Allerdings führt das initial ausgeblendete Menü auch dazu, dass die Navigation weniger Aufmerksamkeit erhält und somit die Interaktion mit den User*innen abnimmt. Dass weitere Seiten vorhanden sind, ist nicht direkt wahrzunehmen. 

Hamburger Menu
Hamburger Menu

Off-Canvas

Ein Off-Canvas Menü ist für die User*innen initial nicht zu sehen, da dieses Menü sich außerhalb des Viewports befindet. Erst durch eine Interaktion, z.B. ein Klick auf einen Button oder eine Touch-Swipe Geste, wird das Menü eingeblendet. Hierdurch wird dann die Website entweder überlagert/verdeckt (Drawer) oder teilweise aus dem Viewport geschoben (Slide-Out).  

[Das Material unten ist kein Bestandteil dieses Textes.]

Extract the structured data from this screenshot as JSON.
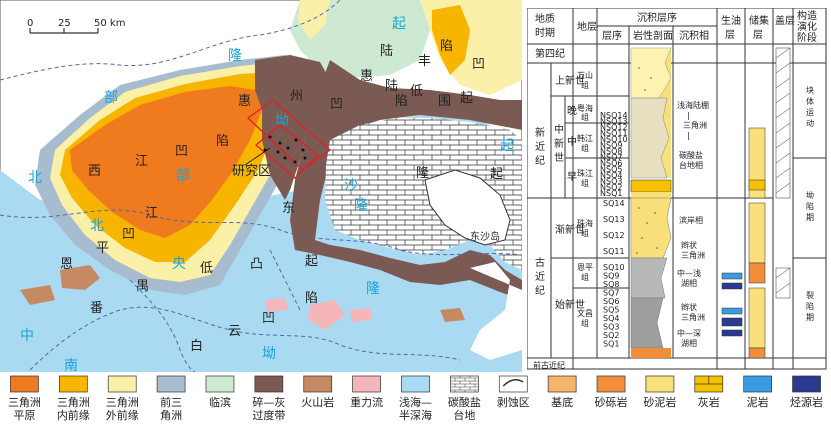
{
  "map": {
    "scale": {
      "zero": "0",
      "mid": "25",
      "end": "50 km"
    },
    "labels": {
      "qi1": "起",
      "long1": "隆",
      "bu": "部",
      "lu": "陆",
      "feng": "丰",
      "ao1": "凹",
      "xian1": "陷",
      "hui1": "惠",
      "lu2": "陆",
      "di": "低",
      "hui2": "惠",
      "zhou": "州",
      "ao2": "凹",
      "qi2": "起",
      "xian2": "陷",
      "xi": "西",
      "jiang": "江",
      "ao3": "凹",
      "bu2": "部",
      "jiang2": "江",
      "xian3": "陷",
      "zhao": "绍",
      "long2": "隆",
      "jiao": "坳",
      "yanjiuqu": "研究区",
      "dong": "东",
      "sha": "沙",
      "long3": "隆",
      "qi3": "起",
      "qi4": "起",
      "bei1": "北",
      "bei2": "北",
      "ao4": "凹",
      "ping": "平",
      "yang": "央",
      "di2": "低",
      "tu": "凸",
      "qi5": "起",
      "en": "恩",
      "fan": "番",
      "yu": "禺",
      "xian4": "陷",
      "long4": "隆",
      "ao5": "凹",
      "yun": "云",
      "bai": "白",
      "ao6": "坳",
      "zhong": "中",
      "nan": "南",
      "dongshadao": "东沙岛",
      "wei": "围",
      "bu3": "部"
    }
  },
  "column": {
    "headers": {
      "age": "地质\n时期",
      "formation": "地层",
      "sequence": "沉积层序",
      "seq_sub": "层序",
      "lith_sub": "岩性剖面",
      "facies_sub": "沉积相",
      "source": "生油\n层",
      "reservoir": "储集\n层",
      "seal": "盖层",
      "tectonic": "构造\n演化\n阶段"
    },
    "quaternary": "第四纪",
    "periods": [
      "新\n近\n纪",
      "古\n近\n纪"
    ],
    "epochs": [
      "上新世",
      "中\n新\n世",
      "渐新世",
      "始新世"
    ],
    "subepochs": [
      "晚",
      "中",
      "早"
    ],
    "formations": [
      "万山\n组",
      "粤海\n组",
      "韩江\n组",
      "珠江\n组",
      "珠海\n组",
      "恩平\n组",
      "文昌\n组"
    ],
    "pre_paleogene": "前古近纪",
    "sequences": [
      "NSQ14",
      "NSQ13",
      "NSQ12",
      "NSQ11",
      "NSQ10",
      "NSQ9",
      "NSQ8",
      "NSQ7",
      "NSQ6",
      "NSQ5",
      "NSQ4",
      "NSQ3",
      "NSQ2",
      "NSQ1",
      "SQ14",
      "SQ13",
      "SQ12",
      "SQ11",
      "SQ10",
      "SQ9",
      "SQ8",
      "SQ7",
      "SQ6",
      "SQ5",
      "SQ4",
      "SQ3",
      "SQ2",
      "SQ1"
    ],
    "facies": {
      "f1": "浅海陆棚",
      "f2": "三角洲",
      "f3": "碳酸盐\n台地相",
      "f4": "滨岸相",
      "f5": "辫状",
      "f6": "三角洲",
      "f7": "中—浅",
      "f8": "湖相",
      "f9": "辫状",
      "f10": "三角洲",
      "f11": "中—深",
      "f12": "湖相"
    },
    "tectonic_stages": [
      "块体运动",
      "坳陷期",
      "裂陷期"
    ]
  },
  "legend": [
    {
      "label": "三角洲\n平原",
      "color": "#f07a1e",
      "name": "delta-plain"
    },
    {
      "label": "三角洲\n内前缘",
      "color": "#f7b500",
      "name": "delta-inner-front"
    },
    {
      "label": "三角洲\n外前缘",
      "color": "#fbf0a8",
      "name": "delta-outer-front"
    },
    {
      "label": "前三\n角洲",
      "color": "#a8bccf",
      "name": "prodelta"
    },
    {
      "label": "临滨",
      "color": "#cde9d2",
      "name": "shoreface"
    },
    {
      "label": "碎—灰\n过度带",
      "color": "#7a5a52",
      "name": "transition-zone"
    },
    {
      "label": "火山岩",
      "color": "#c68a62",
      "name": "volcanic"
    },
    {
      "label": "重力流",
      "color": "#f4b6b8",
      "name": "gravity-flow"
    },
    {
      "label": "浅海—\n半深海",
      "color": "#a9daf2",
      "name": "shallow-sea"
    },
    {
      "label": "碳酸盐\n台地",
      "color": "#ffffff",
      "name": "carbonate-platform"
    },
    {
      "label": "剥蚀区",
      "color": "#ffffff",
      "name": "erosion-area"
    },
    {
      "label": "基底",
      "color": "#f6b36a",
      "name": "basement"
    },
    {
      "label": "砂砾岩",
      "color": "#f08e3a",
      "name": "conglomerate"
    },
    {
      "label": "砂泥岩",
      "color": "#f9e07a",
      "name": "sandy-mudstone"
    },
    {
      "label": "灰岩",
      "color": "#f5c200",
      "name": "limestone"
    },
    {
      "label": "泥岩",
      "color": "#3a9be0",
      "name": "mudstone"
    },
    {
      "label": "烃源岩",
      "color": "#2b3a8f",
      "name": "source-rock"
    }
  ]
}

Ähnlich wie beim Hamburger Menu wirkt sich die zunächst ausgeblendete Navigation negativ auf die Interaktion mit den User*innen aus. 

Off-Canvas
Off-Canvas als Slide-Out (links) und Drawer (rechts)

Wann welches Navigationskonzept eingesetzt wird, hängt von vielen Kriterien ab. Eine genaue Anforderungsanalyse sowie das Prüfen der Usability mithilfe von interaktiven Prototypen kann die Entscheidung vereinfachen. 

Es gibt noch viele weitere Navigationskonzepte, auf die wir in diesem Artikel nicht eingegangen sind. Dazu zählen unter anderem Footer-Navigation, Breadcrumbs, Tabs oder Tags Navigation. Auf diese gehen wir in einem späteren Blogbeitrag genauer ein. Eine gelungene Website-Navigation ist in jedem Fall der Schlüssel zum Erfolg und sollte für jede Website individuell entschieden werden, um zum Konzept und den Anforderungen der User*innen zu passen.